Foreign Exchange Rate HUF-fing into Profit

Foreign Exchange Rate

A great huff of breath being expelled in some cultures takes away your luck. If you find yourself sighing or huffing in anger you could be turning your knowledge of HUF and its foreign exchange rate into losses for you. It is far better to concentrate, manage your account, and leave your emotions behind. A good way to do that is to understand how one quote currency can vary in a different base pairing. The AUD/HUF and USD/HUF are two examples to study.

Foreign Exchange Rate for USD/HUF Comparison

The Hungarian Forint is certainly one of those currencies you do not think about too much in the USA or Australia. In fact you might overlook Hungary due to the many other European countries that have emerged more over the years. The only real way to assess whether the HUF is worthy of trading in either USD or AUD pairings is to examine the foreign exchange rate for each for a day like in mid July 2013. The USD/HUF was pulled up and you might have huffed out a bit of air upon seeing the chart just as we did.

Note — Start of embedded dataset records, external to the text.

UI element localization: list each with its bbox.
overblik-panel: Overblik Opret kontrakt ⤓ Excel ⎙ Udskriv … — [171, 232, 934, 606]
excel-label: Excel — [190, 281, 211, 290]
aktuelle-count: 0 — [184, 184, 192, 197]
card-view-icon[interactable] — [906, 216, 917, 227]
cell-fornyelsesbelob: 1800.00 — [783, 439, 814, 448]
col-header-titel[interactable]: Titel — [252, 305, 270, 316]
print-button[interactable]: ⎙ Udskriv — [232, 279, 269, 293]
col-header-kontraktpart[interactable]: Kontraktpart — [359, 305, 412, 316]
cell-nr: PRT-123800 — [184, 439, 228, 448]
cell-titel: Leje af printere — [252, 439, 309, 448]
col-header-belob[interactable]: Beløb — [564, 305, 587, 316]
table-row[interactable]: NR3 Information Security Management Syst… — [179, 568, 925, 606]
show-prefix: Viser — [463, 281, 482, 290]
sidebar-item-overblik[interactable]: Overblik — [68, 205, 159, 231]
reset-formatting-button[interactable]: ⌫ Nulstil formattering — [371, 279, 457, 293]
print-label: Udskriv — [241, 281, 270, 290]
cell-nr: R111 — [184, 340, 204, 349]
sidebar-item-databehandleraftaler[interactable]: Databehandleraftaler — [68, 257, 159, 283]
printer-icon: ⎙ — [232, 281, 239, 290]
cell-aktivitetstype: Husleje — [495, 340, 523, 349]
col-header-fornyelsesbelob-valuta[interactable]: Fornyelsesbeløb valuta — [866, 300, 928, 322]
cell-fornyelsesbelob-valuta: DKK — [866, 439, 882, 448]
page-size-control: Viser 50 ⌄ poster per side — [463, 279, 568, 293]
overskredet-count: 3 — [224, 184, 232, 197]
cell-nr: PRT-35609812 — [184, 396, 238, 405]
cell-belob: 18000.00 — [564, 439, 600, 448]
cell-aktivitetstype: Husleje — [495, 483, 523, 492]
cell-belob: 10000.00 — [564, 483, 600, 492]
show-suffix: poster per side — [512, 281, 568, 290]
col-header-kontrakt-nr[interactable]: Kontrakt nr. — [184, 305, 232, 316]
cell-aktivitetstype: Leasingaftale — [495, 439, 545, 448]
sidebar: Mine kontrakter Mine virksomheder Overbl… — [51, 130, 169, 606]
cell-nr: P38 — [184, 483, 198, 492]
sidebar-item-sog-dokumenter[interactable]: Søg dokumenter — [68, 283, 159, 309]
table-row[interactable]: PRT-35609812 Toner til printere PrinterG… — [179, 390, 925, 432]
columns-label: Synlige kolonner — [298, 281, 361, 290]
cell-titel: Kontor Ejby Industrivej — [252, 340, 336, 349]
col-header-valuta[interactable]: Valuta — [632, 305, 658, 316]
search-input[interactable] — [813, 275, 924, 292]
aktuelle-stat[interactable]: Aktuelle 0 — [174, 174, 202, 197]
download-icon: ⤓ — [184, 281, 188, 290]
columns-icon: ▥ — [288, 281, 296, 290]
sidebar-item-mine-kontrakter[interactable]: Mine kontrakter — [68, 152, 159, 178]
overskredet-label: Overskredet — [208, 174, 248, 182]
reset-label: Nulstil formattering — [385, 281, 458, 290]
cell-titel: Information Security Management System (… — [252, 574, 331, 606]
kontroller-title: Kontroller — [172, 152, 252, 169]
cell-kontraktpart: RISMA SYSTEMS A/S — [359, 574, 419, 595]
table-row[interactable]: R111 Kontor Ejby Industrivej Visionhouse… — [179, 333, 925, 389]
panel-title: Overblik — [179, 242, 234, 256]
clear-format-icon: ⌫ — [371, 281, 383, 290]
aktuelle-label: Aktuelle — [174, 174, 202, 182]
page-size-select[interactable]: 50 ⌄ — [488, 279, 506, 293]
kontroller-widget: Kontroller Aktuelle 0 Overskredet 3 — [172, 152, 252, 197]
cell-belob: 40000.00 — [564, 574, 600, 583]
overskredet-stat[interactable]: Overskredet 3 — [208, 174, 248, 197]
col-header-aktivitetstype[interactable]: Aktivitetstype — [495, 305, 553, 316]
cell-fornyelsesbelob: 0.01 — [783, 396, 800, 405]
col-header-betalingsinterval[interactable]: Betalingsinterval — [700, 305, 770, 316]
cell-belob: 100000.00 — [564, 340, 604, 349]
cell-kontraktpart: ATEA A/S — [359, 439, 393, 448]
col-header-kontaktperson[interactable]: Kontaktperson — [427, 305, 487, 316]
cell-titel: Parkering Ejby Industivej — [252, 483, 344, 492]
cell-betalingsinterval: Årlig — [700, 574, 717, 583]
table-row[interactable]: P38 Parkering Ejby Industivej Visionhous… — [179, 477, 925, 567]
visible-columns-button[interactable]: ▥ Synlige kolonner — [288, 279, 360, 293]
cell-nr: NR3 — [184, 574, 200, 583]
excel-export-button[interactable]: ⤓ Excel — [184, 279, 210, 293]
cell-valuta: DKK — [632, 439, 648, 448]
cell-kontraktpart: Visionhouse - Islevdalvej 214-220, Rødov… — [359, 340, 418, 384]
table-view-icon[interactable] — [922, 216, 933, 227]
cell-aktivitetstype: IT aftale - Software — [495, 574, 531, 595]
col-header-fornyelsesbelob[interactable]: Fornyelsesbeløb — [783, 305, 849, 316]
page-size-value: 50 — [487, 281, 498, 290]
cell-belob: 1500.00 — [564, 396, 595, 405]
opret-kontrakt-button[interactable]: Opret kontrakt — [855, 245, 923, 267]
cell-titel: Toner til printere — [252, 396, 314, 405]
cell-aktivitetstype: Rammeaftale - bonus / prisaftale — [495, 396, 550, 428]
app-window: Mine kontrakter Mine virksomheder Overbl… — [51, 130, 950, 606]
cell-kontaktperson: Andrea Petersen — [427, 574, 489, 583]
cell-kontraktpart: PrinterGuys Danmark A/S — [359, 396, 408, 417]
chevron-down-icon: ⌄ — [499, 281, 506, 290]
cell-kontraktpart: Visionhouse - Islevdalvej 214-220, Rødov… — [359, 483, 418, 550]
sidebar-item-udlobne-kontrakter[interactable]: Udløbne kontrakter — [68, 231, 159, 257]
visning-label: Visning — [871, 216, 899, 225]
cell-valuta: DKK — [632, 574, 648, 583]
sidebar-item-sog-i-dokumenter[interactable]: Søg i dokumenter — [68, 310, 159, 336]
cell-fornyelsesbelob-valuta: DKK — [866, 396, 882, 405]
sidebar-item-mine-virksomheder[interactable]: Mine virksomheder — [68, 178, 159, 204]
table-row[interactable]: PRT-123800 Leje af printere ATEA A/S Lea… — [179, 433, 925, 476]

This is a very volatile pairing. First, the rate is not favourable to the HUF at all since it is 225.0 approximately. Even in a day trade of this pairing you see a lot of straight spikes presumably where giant trades were made in order to take out profit in a second. Very jagged head and shoulders or triple tops could also be seen. By jagged we mean volatile to the point that a lot of trades happened even while the head and shoulders was being made. The foreign exchange rate did gain a new high with that triple top before showing a reverse to the trend. The trend continued to reverse, with periods of consolidation after the European market closed. Clearly this is a pair traded most often during the European markets. Additionally, the trend changed as soon as the European market in London opened.

Foreign Exchange Rate AUD/HUF Trade or Not?

The AUD/HUF pair does not look particularly better. It has many jagged edges with quite a few sudden spikes on its own. The difference in pattern was the consolidation pattern with a slight downward trend. When the market in Europe opened the trend turned upwards just as it did in the USD/HUF pairing. It created a new high but with a less clear definition, meaning it was hard to see since it had a gentle slope downwards for profit before more consolidation.

Just from the explanation you should understand the differences in pairings as well as the HUF foreign exchange rate. To help you a little more in your decision making process the AUD/HUF was 206.0 approximately for this same day.

The gigantic number with the straight spikes on both sides of the trends for the day clearly show that the HUF is a volatile pairing with little volume and liquidity. If you trade it you have to look for the open trend and the mid afternoon trend when the U.S. market opens.